Research
AI in Elections: How Should Society — and Engineers — Respond?
Two computer scientists at Columbia Engineering share their thoughts on how to ensure that emerging technologies benefit humanity.
As the election season draws to a close, scholars from across Columbia University recently gathered to discuss how emerging AI systems are impacting our democracy and what should be done to counter their negative effects.
In a wide-ranging conversation, the discussants drew parallels to the history of technology and innovation as they grappled with some of the most difficult problems facing political systems around the globe.
Associate Professor Eugene Wu and Assistant Professor Brian Smith (both faculty in Columbia Engineering’s Computer Science Department) joined historian Alma Steingart and political scientist Yamil R. Velez at the Oct. 22 panel discussion, Awakening Our Democracy: AI in the Ballot Box. Journalist Dhrumil Mehta served as moderator. The event was hosted by University Life and co-sponsored by the Data Science Institute, the Office of the Vice Provost for Faculty Advancement, and the Columbia Journalism School.
Smith and Wu are members of the Data Science Institute, with Wu serving as co-chair of the Institute’s Data, Media and Society Center. Smith is a member of that center and of the Center for Smart Streetscapes.
We caught up with Smith and Wu after the event to discuss this crucial topic.
Q: Why are recent advancements in AI making people so concerned about the election and political life?
Brian Smith: When we’re thinking about how to deal with the consequences of new technologies, it can be useful to consider how society dealt with the consequences of technologies that have now become common.
For example, we had zero traffic crashes before the invention of the automobile. New York City didn’t have traffic lights, and streets operated the way sidewalks do today, so you can just walk or ride your horse anywhere. But then came cars, and suddenly people had the ability to move really, really fast.
Similarly, AI lets people create fake text, images, and videos at high speed. So, my question is: What are the traffic laws and rules we need to create around this to develop a safe infrastructure? We already have libel laws and slander laws, right? If it becomes a problem that people are making up stories and creating false images and videos, I think that we as a society can lean into some of the same strategies for enforcing rules that prevent that.
Q: So, you’re suggesting that regulation, not just technology, is essential in addressing these challenges?
Smith: Exactly. Technology alone can’t be the solution because you can always create a version without built-in protections or guardrails. We need laws and policies in place. I think people will become more open to having laws and policies against creating a lot of this stuff as more people run into fake content and realize they got duped.
Eugene Wu: I agree that it’s important for everyone to use their voice and exercise their political power — but that’s not sufficient. Institutions evolve at a much slower rate than technology, and the gap between the two is widening. That means we need technological guardrails in addition to social and political stopgaps in jurisdictions across the world.
One analogy is nuclear technologies. They don’t rely on human operators being perfect. If an operator messes up or there’s an earthquake, there are multiple layers of fail-safes to prevent the worst-case scenario. That wasn’t always the case. Take the case of Therac-25, a radiation machine that emitted hundreds of times more radiation than is safe for years because it didn’t have these fail-safes. Now, similar technologies are built with several layers of redundancy to ensure safety.

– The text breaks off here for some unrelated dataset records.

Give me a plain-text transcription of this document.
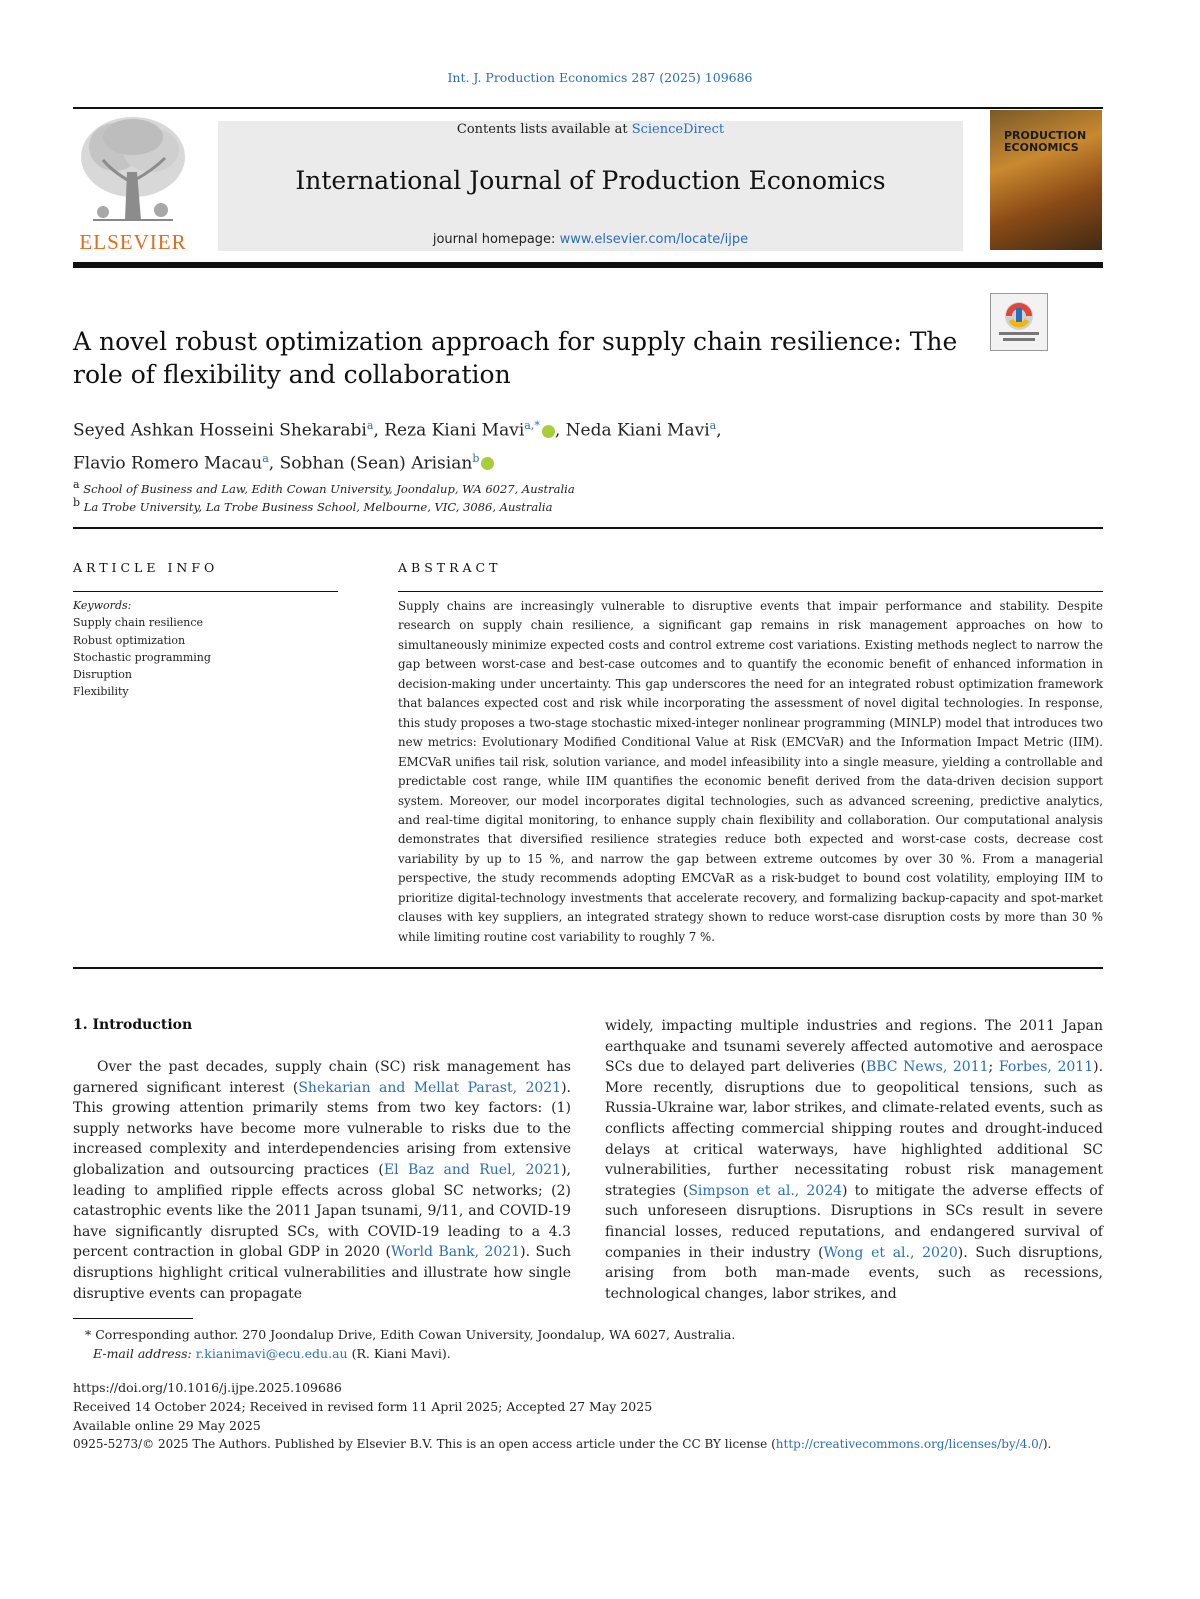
Int. J. Production Economics 287 (2025) 109686
ELSEVIER
Contents lists available at ScienceDirect
International Journal of Production Economics
journal homepage: www.elsevier.com/locate/ijpe
PRODUCTION ECONOMICS
A novel robust optimization approach for supply chain resilience: The role of flexibility and collaboration
Seyed Ashkan Hosseini Shekarabi$^a$, Reza Kiani Mavi$^{a,*}$ , Neda Kiani Mavi$^a$,
Flavio Romero Macau$^a$, Sobhan (Sean) Arisian$^b$
a School of Business and Law, Edith Cowan University, Joondalup, WA 6027, Australia
b La Trobe University, La Trobe Business School, Melbourne, VIC, 3086, Australia
ARTICLE INFO
Keywords:
Supply chain resilience
Robust optimization
Stochastic programming
Disruption
Flexibility
ABSTRACT
Supply chains are increasingly vulnerable to disruptive events that impair performance and stability. Despite research on supply chain resilience, a significant gap remains in risk management approaches on how to simultaneously minimize expected costs and control extreme cost variations. Existing methods neglect to narrow the gap between worst-case and best-case outcomes and to quantify the economic benefit of enhanced information in decision-making under uncertainty. This gap underscores the need for an integrated robust optimization framework that balances expected cost and risk while incorporating the assessment of novel digital technologies. In response, this study proposes a two-stage stochastic mixed-integer nonlinear programming (MINLP) model that introduces two new metrics: Evolutionary Modified Conditional Value at Risk (EMCVaR) and the Information Impact Metric (IIM). EMCVaR unifies tail risk, solution variance, and model infeasibility into a single measure, yielding a controllable and predictable cost range, while IIM quantifies the economic benefit derived from the data-driven decision support system. Moreover, our model incorporates digital technologies, such as advanced screening, predictive analytics, and real-time digital monitoring, to enhance supply chain flexibility and collaboration. Our computational analysis demonstrates that diversified resilience strategies reduce both expected and worst-case costs, decrease cost variability by up to 15 %, and narrow the gap between extreme outcomes by over 30 %. From a managerial perspective, the study recommends adopting EMCVaR as a risk-budget to bound cost volatility, employing IIM to prioritize digital-technology investments that accelerate recovery, and formalizing backup-capacity and spot-market clauses with key suppliers, an integrated strategy shown to reduce worst-case disruption costs by more than 30 % while limiting routine cost variability to roughly 7 %.
1. Introduction
Over the past decades, supply chain (SC) risk management has garnered significant interest (Shekarian and Mellat Parast, 2021). This growing attention primarily stems from two key factors: (1) supply networks have become more vulnerable to risks due to the increased complexity and interdependencies arising from extensive globalization and outsourcing practices (El Baz and Ruel, 2021), leading to amplified ripple effects across global SC networks; (2) catastrophic events like the 2011 Japan tsunami, 9/11, and COVID-19 have significantly disrupted SCs, with COVID-19 leading to a 4.3 percent contraction in global GDP in 2020 (World Bank, 2021). Such disruptions highlight critical vulnerabilities and illustrate how single disruptive events can propagate
widely, impacting multiple industries and regions. The 2011 Japan earthquake and tsunami severely affected automotive and aerospace SCs due to delayed part deliveries (BBC News, 2011; Forbes, 2011). More recently, disruptions due to geopolitical tensions, such as Russia-Ukraine war, labor strikes, and climate-related events, such as conflicts affecting commercial shipping routes and drought-induced delays at critical waterways, have highlighted additional SC vulnerabilities, further necessitating robust risk management strategies (Simpson et al., 2024) to mitigate the adverse effects of such unforeseen disruptions. Disruptions in SCs result in severe financial losses, reduced reputations, and endangered survival of companies in their industry (Wong et al., 2020). Such disruptions, arising from both man-made events, such as recessions, technological changes, labor strikes, and
* Corresponding author. 270 Joondalup Drive, Edith Cowan University, Joondalup, WA 6027, Australia.
E-mail address: r.kianimavi@ecu.edu.au (R. Kiani Mavi).
https://doi.org/10.1016/j.ijpe.2025.109686
Received 14 October 2024; Received in revised form 11 April 2025; Accepted 27 May 2025
Available online 29 May 2025
0925-5273/© 2025 The Authors. Published by Elsevier B.V. This is an open access article under the CC BY license (http://creativecommons.org/licenses/by/4.0/).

Q: What role do engineers have in shaping this technology responsibly?
Smith: As engineers, we have the ability to directly shape technology — but we often fall into the trap of only considering the feature set of what we’re building. But with great power comes great responsibility. Systems are actually used by people, and it’s very hard to predict how people are going to use them and how that will impact them psychologically. We can’t just build something because it’s cool or because we want to give computers new abilities. We have to be thinking about how new computer abilities are translating to people.
Q: What does that look like in practice?
Wu: We know how to build these guardrails in non-digital systems, like bridges. We still have a lot of research to do when it comes to building guardrails for digital systems that interact so much with human behavior. The speed of technological innovation adds another layer of difficulty. We need systems like data systems, operating systems, and web systems to have the right safeguards, too.
At a minimum, that means ensuring that sensitive data can’t leak or be misused. Ideally, these safeguards accommodate the psychological effects of generative AI and other emerging technologies.
Smith: This is where we need to partner with folks from other fields, like psychologists, sociologists, and political scientists, and also keep up with current events. This way, we can understand the real-world ramifications of what we’re building and incorporate that into our design process. We should think of the effect on human experience as part of the system’s output, not just the raw, functional capabilities. The goal is to build systems that elicit a different, more positive outcome for people.
Wu: Many people focus on solutions within their area of expertise, but AI’s influence is so broad that it requires systems thinking. It’s about understanding how different components — both technological and societal — interact with each other. You can’t just build a better social network or pass a single law and expect to solve everything. It requires holistic solutions.